Bedingte Haft und Geldstrafe für zu neugierigen Finanzbeamten
„Hier sitzt kein korrupter Finanzbeamter, mein Mandant hatte keinen Vorteil aus den Personenabfragen“, will Verteidiger Stefan Wappel am Dienstag gleich zu Beginn der Verhandlung am Landesgericht Eisenstadt dem Vorwurf des Amtsmissbrauchs die Schärfe nehmen. „In einzelnen Fällen“, so der Anwalt, sei es „leider Gottes zu Abfragen gekommen“, weshalb sich sein Mandant „teilweise schuldig“ bekennen werde.
Die Staatsanwaltschaft wirft dem langjährigen Finanzbeamten aus dem Nordburgenland vor, von 2022 bis 2024 „ohne dienstliche Erfordernis“ 115 Anfragen zu insgesamt elf Personen gestellt zu haben.
Bei einer neuen Mitarbeiterin wollte er etwa wissen, „wo sie wohnt und wie alt sie ist“, erklärt der bisher unbescholtene Angeklagte der vorsitzenden Richterin des Schöffensenats. Aber auch in den Steuerakt der Heilmasseurin seiner Mutter riskierte er einen Blick. „Waren Sie interessiert an den Damen?“, fragt der Staatsanwalt deshalb unumwunden. „Nein“, lautet die einsilbige Antwort des Finanzers.
Die Welt ist ein Dorf
Tatsächlich waren auch etliche Männer unter den Steuerpflichtigen, oft Fußballer, entweder aus dem Heimatdorf des Angeklagten oder aus der Nachbarschaft. In zwei Fällen warf ein Versicherungsmakler die Arbeitnehmerveranlagungen seiner Klienten in den privaten Postkasten des Finanzbeamten. „An sich kein Problem“, sagt die Disziplinaranwältin des Finanzamts im Zeugenstand. Allerdings hätte der Angeklagte die ausgefüllten Formulare nur im Finanzamt abgeben dürfen – er machte aber auch noch Abfragen „ohne Arbeitsauftrag“.

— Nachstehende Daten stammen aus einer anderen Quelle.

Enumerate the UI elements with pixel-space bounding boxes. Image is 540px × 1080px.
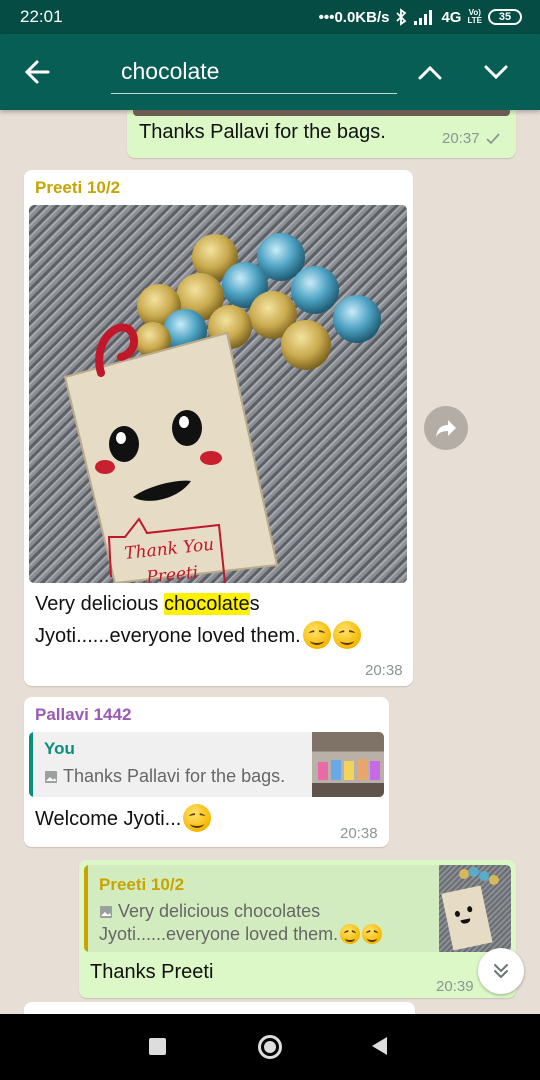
bluetooth-icon — [396, 8, 407, 26]
network-speed: •••0.0KB/s — [318, 8, 390, 26]
volte-indicator: Vo) LTE — [467, 8, 482, 25]
search-input[interactable]: chocolate — [111, 52, 397, 94]
message-time: 20:38 — [365, 662, 403, 679]
message-incoming-partial[interactable] — [24, 1002, 415, 1014]
photo-icon — [100, 906, 112, 918]
check-icon — [486, 133, 500, 145]
search-prev-button[interactable] — [414, 54, 446, 90]
quote-thumbnail — [439, 865, 511, 952]
sender-name: Preeti 10/2 — [35, 178, 121, 197]
quote-bar — [84, 865, 88, 952]
quote-text-line2: Jyoti......everyone loved them. — [99, 924, 383, 945]
chat-area[interactable]: Thanks Pallavi for the bags. 20:37 Preet… — [0, 110, 540, 1014]
message-time: 20:37 — [442, 130, 480, 147]
search-query: chocolate — [121, 58, 220, 84]
quote-thumbnail — [312, 732, 384, 797]
message-time: 20:38 — [340, 825, 378, 842]
smiling-face-emoji — [183, 804, 212, 832]
quote-text: Thanks Pallavi for the bags. — [63, 766, 286, 786]
status-bar: 22:01 •••0.0KB/s 4G Vo) LTE 35 — [0, 0, 540, 34]
arrow-left-icon — [24, 60, 50, 84]
message-outgoing[interactable]: Thanks Pallavi for the bags. 20:37 — [127, 110, 516, 158]
chevron-down-icon — [484, 65, 508, 80]
search-next-button[interactable] — [480, 54, 512, 90]
search-app-bar: chocolate — [0, 34, 540, 110]
system-nav-bar — [0, 1014, 540, 1080]
message-time: 20:39 — [436, 978, 474, 995]
status-time: 22:01 — [20, 7, 63, 26]
forward-arrow-icon — [436, 420, 456, 437]
smiling-face-emoji — [362, 924, 383, 944]
network-type: 4G — [441, 8, 462, 26]
double-chevron-down-icon — [494, 964, 508, 979]
message-incoming-image[interactable]: Preeti 10/2 Thank You Preeti Very delici… — [24, 170, 413, 686]
system-back-button[interactable] — [372, 1037, 387, 1055]
signal-icon — [414, 10, 433, 25]
quote-sender: Preeti 10/2 — [99, 875, 185, 894]
quote-text-line1: Very delicious chocolates — [118, 901, 321, 921]
forward-button[interactable] — [424, 406, 468, 450]
back-button[interactable] — [20, 52, 56, 92]
chocolates-photo[interactable]: Thank You Preeti — [29, 205, 407, 583]
message-text: Very delicious chocolates Jyoti......eve… — [35, 588, 405, 652]
battery-icon: 35 — [488, 9, 522, 25]
quoted-message[interactable]: You Thanks Pallavi for the bags. — [29, 732, 384, 797]
search-highlight: chocolate — [163, 593, 250, 615]
message-text: Welcome Jyoti... — [35, 803, 212, 835]
smiling-face-emoji — [340, 924, 361, 944]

Die Richterin versucht es noch einmal: „Haben Sie irgendjemandem einen Gefallen getan?“ Mehr als ein knappes „Nein“ bekommt aber auch sie nicht als Antwort. Die ratlose Replik der Richterin: „Das ist ja vollkommen unglaubwürdig.“
Aufgeflogen sind die unzulässigen Abfragen übrigens, als sich der Finanzbeamte für eine Leitungsfunktion bewarb und daraufhin routinemäßig durchleuchtet wurde. Das Büro für Interne Angelegenheiten begann zu ermitteln, ein Disziplinarverfahren ist anhängig. Der Beamte sitzt aber nach wie vor an seinem Arbeitsplatz, nicht einmal seine Zugriffsrechte auf Steuerakten wurden eingeschränkt.
Daran ändert auch das – nicht rechtskräftige – Urteil am Dienstag nichts: Acht Monate bedingt und eine Geldstrafe von 11.500 Euro.